To be an attractive specialty, a country should have many different things. The stamp issues should be well designed and have a strict postal purpose and not be designed for collectors. The Goldilocks’ theory should be in play: there should not be too many stamps issued, and there should not be too few stamps issued—rather, it should be just right. The stamps have to lend themselves to specialization by issue, and there have to be detailed catalogs to let collectors know what is available and what is needed. And the stamps have to be affordable.

Probably the country that meets all of these criteria best is Denmark. There is only one stamp that sells for more than a thousand dollars and few that are more than a hundred. The whole country can be had for well under $5,000, which for a collecting specialty that could last a lifetime is pretty reasonable. And each of the classic issues lends itself to intense specialty on its own should you so desire. You can collect cancellations (and the Danes kindly used numerals in rings as cancellations on their early stamps, with each number referencing the town from which the canceller was used—#1 for Copenhagen, and so on) to make cancellation collecting easy and fun.

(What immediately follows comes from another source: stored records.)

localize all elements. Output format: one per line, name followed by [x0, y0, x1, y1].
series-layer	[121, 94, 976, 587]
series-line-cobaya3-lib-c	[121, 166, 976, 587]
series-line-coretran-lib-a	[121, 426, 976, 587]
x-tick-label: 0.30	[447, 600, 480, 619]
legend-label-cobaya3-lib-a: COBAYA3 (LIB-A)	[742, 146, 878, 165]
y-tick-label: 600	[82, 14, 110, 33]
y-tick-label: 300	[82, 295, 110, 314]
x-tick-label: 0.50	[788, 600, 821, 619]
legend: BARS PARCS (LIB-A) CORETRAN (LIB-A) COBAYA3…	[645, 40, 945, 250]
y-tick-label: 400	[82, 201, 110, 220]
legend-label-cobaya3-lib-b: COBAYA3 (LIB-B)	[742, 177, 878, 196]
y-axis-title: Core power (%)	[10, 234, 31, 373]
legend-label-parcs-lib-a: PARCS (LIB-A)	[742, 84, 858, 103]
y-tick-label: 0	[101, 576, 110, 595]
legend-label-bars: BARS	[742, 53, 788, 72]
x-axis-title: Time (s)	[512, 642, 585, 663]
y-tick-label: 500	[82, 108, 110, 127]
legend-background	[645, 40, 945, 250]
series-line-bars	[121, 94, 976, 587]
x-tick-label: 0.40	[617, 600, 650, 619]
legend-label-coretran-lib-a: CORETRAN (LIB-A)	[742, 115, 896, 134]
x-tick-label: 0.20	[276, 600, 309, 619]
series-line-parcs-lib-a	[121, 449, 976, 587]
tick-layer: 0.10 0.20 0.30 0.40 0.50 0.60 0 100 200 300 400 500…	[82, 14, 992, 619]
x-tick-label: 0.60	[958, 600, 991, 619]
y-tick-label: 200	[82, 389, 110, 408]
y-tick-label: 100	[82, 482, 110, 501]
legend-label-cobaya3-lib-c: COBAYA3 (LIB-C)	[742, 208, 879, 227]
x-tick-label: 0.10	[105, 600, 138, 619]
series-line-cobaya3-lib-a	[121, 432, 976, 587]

On the late nineteenth century Post Horn issues, there are watermark and frame and color and plate varieties galore, and almost none of them are very expensive, even if they are hard to find. And the twentieth century (and later) stamps are among the most beautifully designed and executed engravings that the hobby has to offer. If this wasn’t enough, Denmark never joined the Euro and isn’t in the habit of demonetizing their mint newer issues, so collectors who collect modern Danish stamps always have a postage basis for their stamps, so they have retained much of their value.

So if you are considering a new philatelic specialty, take a careful look at the stamps of Denmark.